Report: Climate change a huge economic risk
By Wendy Koch (USA Today) - June 23, 2014
Climate change poses profound risks to the U.S. economy and needs to be addressed immediately, says a bipartisan report Tuesday by a coalition of financial leaders that includes three former Treasury secretaries.
Two of the most severe impacts — sea level rise and extreme heat — will likely cost billions of dollars in annual property loss, threaten human health. lower labor productivity and endanger the nation’s electricity grids, says the report by the Risky Business Project.
“The risks are more perverse and cruel than we saw with the financial crisis, because they accumulate over time,” Henry Paulson Jr., the Treasury secretary for President George W. Bush, told reporters Tuesday, noting heat-trapping carbon dioxide emissions linger in the atmosphere a long time.

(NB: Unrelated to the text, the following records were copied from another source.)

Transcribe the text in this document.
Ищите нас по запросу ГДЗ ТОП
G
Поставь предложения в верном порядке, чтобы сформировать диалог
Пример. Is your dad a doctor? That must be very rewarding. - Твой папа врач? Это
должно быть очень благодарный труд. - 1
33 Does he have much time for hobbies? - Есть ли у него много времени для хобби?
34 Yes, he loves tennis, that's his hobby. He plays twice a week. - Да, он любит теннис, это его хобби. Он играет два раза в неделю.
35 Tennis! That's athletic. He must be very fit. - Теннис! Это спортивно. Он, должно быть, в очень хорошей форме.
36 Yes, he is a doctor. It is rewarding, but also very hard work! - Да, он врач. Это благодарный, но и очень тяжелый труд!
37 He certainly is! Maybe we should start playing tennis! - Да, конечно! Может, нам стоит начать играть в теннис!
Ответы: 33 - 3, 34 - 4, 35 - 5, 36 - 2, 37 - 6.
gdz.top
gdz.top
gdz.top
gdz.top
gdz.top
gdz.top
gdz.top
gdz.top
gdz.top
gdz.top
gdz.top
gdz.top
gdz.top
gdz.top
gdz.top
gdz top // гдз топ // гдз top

“The good news: If we act immediately we can avert the worse outcomes,” Paulson said, adding U.S. businesses need to unite and lead the push for national change. “We need to take out an insurance policy. It’s that simple.”
“We cannot afford to waste another minute,” said Michael Bloomberg, GOP mayor of New York City from 2002 through 2013. He said rising sea levels will make storms like Sandy, which devastated his city and parts of New Jersey in 2012, worse. “We have to plan for risks,” he said. “Climate is one of them.”‘
Paulson and Bloomberg, along with billionaire former hedge fund executive and Democrat Thomas Steyer, led the project that produced the report, compiled by climate scientists and the economic research firm Rhodium Group. Their committee also includes George Shultz, Treasury secretary for President Richard Nixon, and Robert Rubin, Treasury secretary for President Bill Clinton.
Rising sea levels, compounded by land subsidence, are causing high tides to swamp streets in Norfolk, VA., as occurred on Dec. 2, 2013.(Photo: H. Darr Beiser, USA TODAY)
While the report does not advocate specific policies, the three former Treasury secretaries all back a carbon tax that would put a price on greenhouse gas emissions. Their report comes as the U.S. Environmental Protection Agency, earlier this month, proposed a 30% cut in carbon dioxide emissions from power plants by 2030.
Its findings, which largely echo those of the federal government’s Third National Climate Assessment that was released in May, forecasts huge economic losses:
• Sea level rise and increased damage from storm surge are likely to lead to an extra $2 billion to $3.5 billion in property losses each year by 2030 in the Gulf Coast, Northeast and Southeast, with escalating costs in future decades. By 2050, $66 billion and $106 billion worth of existing coastal property will likely be below sea level nationwide, growing to, $238 million to $507 billion by 2100.
• Extreme heat — especially in the Southwest, Southeast, and Upper Midwest — will likely add 27 to 50 extra days each year when temperatures hit at least 95 degrees Fahrenheit by mid-century. By 2100, this number will likely reach 45 to 100 additional days. It will make being outside so difficult that labor productivity could drop while demand for air conditioning will require the construction of more power plants that will hike electricity costs.
• Global warming could benefit Northern farmers in the upper Great Plains by extending the growing season but their gains will be offset by losses in the Midwest and South. Without major adaptation, national crop production (corn, soy, wheat and cotton) could decline by 4% by mid-century and up to 42% by late century.
“Every city, every company can do something to make a difference,” Bloomberg said, noting New York City cut its greenhouse gas emissions 19% in the last five years and his company is building a massive data center in upstate New York to mitigate flooding risks.
Like Bloomberg, more than 700 leading U.S. companies including General Motors, Nike and Intel have publicly endorsed support for strong U.S. climate policies, according to Mindy Lubber, president of Ceres, a Boston-based group that promotes corporate sustainability. She says more than 170 of them have signed a letter supporting the EPA’s recent proposal to limit power plant emissions, which the coal industry and the Chamber of Commerce have opposed.
Kate Gordon, who runs the Risky Business project, said all businesses — not just the Fortune 500 ones — need to integrate climate risks into their everyday decision-making.